在他们身后,George刻薄地尖笑一声,眼前温馨的一幕和谐而真切,倒显得他满腔的怒火是如此荒谬。“真是难以置信。”他只撂下这一句火气十足的话,便转身大步离去,砰地一声摔上了门,整个小屋都随之抖了一抖。
当门板终于停止震颤后,小屋重归平静。此时,客厅里只有Lando不均匀的呼吸声。Max很快便放开了他,而Oscar就静静地站在离他们几步之遥的地方。
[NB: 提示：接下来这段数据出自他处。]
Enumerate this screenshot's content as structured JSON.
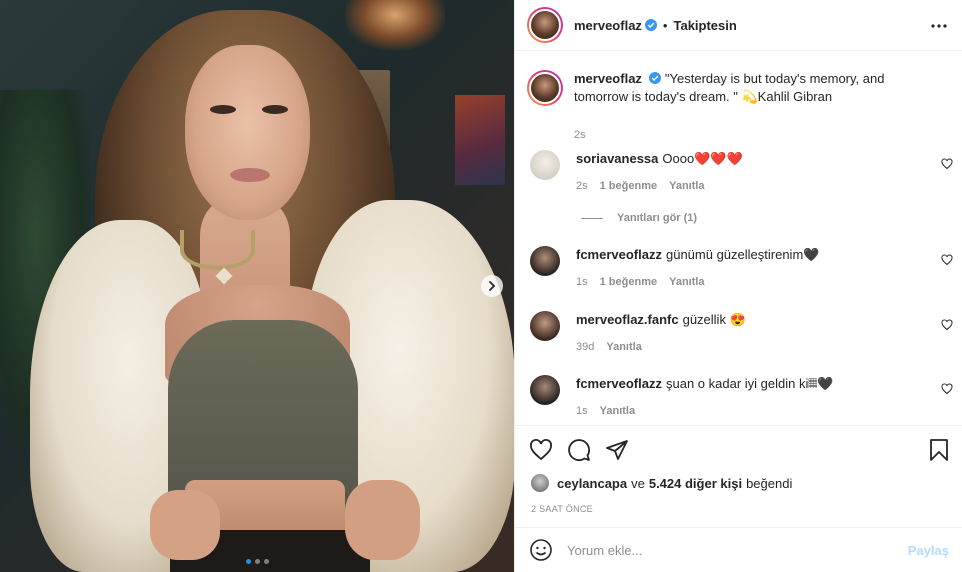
{
  "post": {
    "username": "merveoflaz",
    "follow_state": "Takiptesin",
    "separator": "•",
    "caption": "\"Yesterday is but today's memory, and tomorrow is today's dream. \" 💫Kahlil Gibran",
    "caption_time": "2s",
    "carousel": {
      "dot_count": 3,
      "active_index": 0
    }
  },
  "comments": [
    {
      "user": "soriavanessa",
      "text": "Oooo❤️❤️❤️",
      "time": "2s",
      "likes": "1 beğenme",
      "reply": "Yanıtla",
      "view_replies": "Yanıtları gör (1)"
    },
    {
      "user": "fcmerveoflazz",
      "text": "günümü güzelleştirenim🖤",
      "time": "1s",
      "likes": "1 beğenme",
      "reply": "Yanıtla"
    },
    {
      "user": "merveoflaz.fanfc",
      "text": "güzellik 😍",
      "time": "39d",
      "reply": "Yanıtla"
    },
    {
      "user": "fcmerveoflazz",
      "text": "şuan o kadar iyi geldin ki𝄜🖤",
      "time": "1s",
      "reply": "Yanıtla"
    }
  ],
  "likes": {
    "first_user": "ceylancapa",
    "connector": "ve",
    "others": "5.424 diğer kişi",
    "suffix": "beğendi"
  },
  "post_time": "2 SAAT ÖNCE",
  "add_comment": {
    "placeholder": "Yorum ekle...",
    "post_label": "Paylaş"
  },
  "colors": {
    "verified": "#3897f0",
    "link_muted": "#8e8e8e",
    "post_button": "#b3dbff",
    "active_dot": "#1a95e0"
  },
  "icons": [
    "verified-icon",
    "more-icon",
    "heart-icon",
    "comment-icon",
    "share-icon",
    "bookmark-icon",
    "emoji-icon",
    "chevron-right-icon"
  ]
}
Max读不懂他的表情,只觉得他落在Lando身上的目光是那么重,重得连他都感到窒息。
“Osc…”Lando的微弱的声音再次响起。
但随之而来的又是沉默,令所有人都不堪重负。
Max很有眼力见地从沙发上起身,“你们得好好聊聊,”他贴心地说道,“我觉得你们会需要私人空间,”他迅速地瞥了一眼Oscar,又看了看Lando,“我去看看George。”
说完,Max也溜了出去。现在,这无声的风暴眼中,是两名迈凯伦的车手。
Notes:
作者注:
本章的焦点最后还是落在了Lando身上,我有想过要改叙事的重心,但最终还是决定维持现状,原因如下:1.我真的受够了Lando老是在F1同人文里充当调节气氛的配角。尤其是在3363文里,他是为数不多的和Max&George都关系紧密的人之一。他的角色可以更有魅力,他的性格里有很多值得深挖的地方,不要老是让他当围场小丑好吗。
2.朋友们,网上很多黑Lando的都有点太刻意了,你不喜欢他,批评他或者指出他的错误都是可以的,但真没必要跟风骂人,好像他不管做什么都是错一样。33&63之前也都被喷得很惨,作为他俩的粉丝,我们都知道围场的舆论到底有多吓人,所以我们更应该将心比心。
抱歉发了点小牢骚,但有些话不吐不快。